The film opens with a masterful Rex Harrison who plays an ebullient but fair-minded Julius Caesar, victorious in his defeat of Pompey but creaking with back problems and vulnerable to the sedicious charms of Taylor’s Cleopatra, who arrives notoriously wrapped in a carpet.
One of the extraordinary things about this production, apart from the elaborate sets, monstruous props, fabulous costumes, bronzed thighs peeping from leather battle-dresses and sculpted Nubian Slaves a-plenty, are the unexpected and often incongruous faces from the pas who went on to more banal productions: Richard O’Sullivan (Bless This House) as a teenage Ptolemy, and George Cole, who went to become Arthur Daley, as Flavius. Also starring here is a strawberry blonde Roddy McDowall as the sly, scheming Octavian.
Caesar and Cleopatra are a force to be reckoned with as their plot for World domination takes centre stage, in the first part, and is sealed with the birth of Caesarion, adding a further boost to Caesar’s ego. Peter Finch was originally to play the role of Caesar but there’s a masculine joviality to the world-weary casting of Rex Harrison which works rather well here. Gwen Watford is suitably elegant and restrained in the role of the long-suffering Calpurnia. After Caesar is stabbed in the senate, Octavian takes over and forms a triumvirate several years later with arrival of Richard Burton as Mark Anthony while Cleopatra has returned to Egypt.

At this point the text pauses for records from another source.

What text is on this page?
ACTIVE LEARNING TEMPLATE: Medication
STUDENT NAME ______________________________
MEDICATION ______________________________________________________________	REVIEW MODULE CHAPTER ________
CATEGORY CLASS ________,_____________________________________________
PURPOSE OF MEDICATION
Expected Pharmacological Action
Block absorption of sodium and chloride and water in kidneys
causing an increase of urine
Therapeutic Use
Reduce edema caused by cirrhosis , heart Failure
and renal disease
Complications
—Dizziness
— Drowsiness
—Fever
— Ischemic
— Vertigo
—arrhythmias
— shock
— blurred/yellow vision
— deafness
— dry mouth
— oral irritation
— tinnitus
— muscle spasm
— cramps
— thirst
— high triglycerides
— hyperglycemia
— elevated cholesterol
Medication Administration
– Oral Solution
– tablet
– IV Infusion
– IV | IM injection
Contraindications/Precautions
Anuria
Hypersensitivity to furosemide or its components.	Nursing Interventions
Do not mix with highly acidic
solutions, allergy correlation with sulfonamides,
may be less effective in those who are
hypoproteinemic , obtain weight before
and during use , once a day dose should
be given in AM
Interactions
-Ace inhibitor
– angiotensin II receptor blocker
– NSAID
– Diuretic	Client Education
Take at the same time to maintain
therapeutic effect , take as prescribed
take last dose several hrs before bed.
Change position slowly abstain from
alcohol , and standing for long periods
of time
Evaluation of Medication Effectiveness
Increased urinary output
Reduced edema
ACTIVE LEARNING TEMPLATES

The onscreen chemistry of Burton and Taylor is the vital ingredient that illuminates the post interval segment of this production. It’s quite clear that these two are falling in love, both on and off-screen. But Burton is a more vulnerable and blustering masculine figure compared to the more statesmanlike Rex Harrison. As Mark Anthony, Burton becomes intoxicated literally and metaphorically with the image of Elizabeth Taylor’s Cleopatra. And she is suitably incandescent when Octavian arranges his ‘marriage’ to his sister Octavia, another slightly questionable casting of ‘Upstairs Downstairs’s’ Jean Marsh.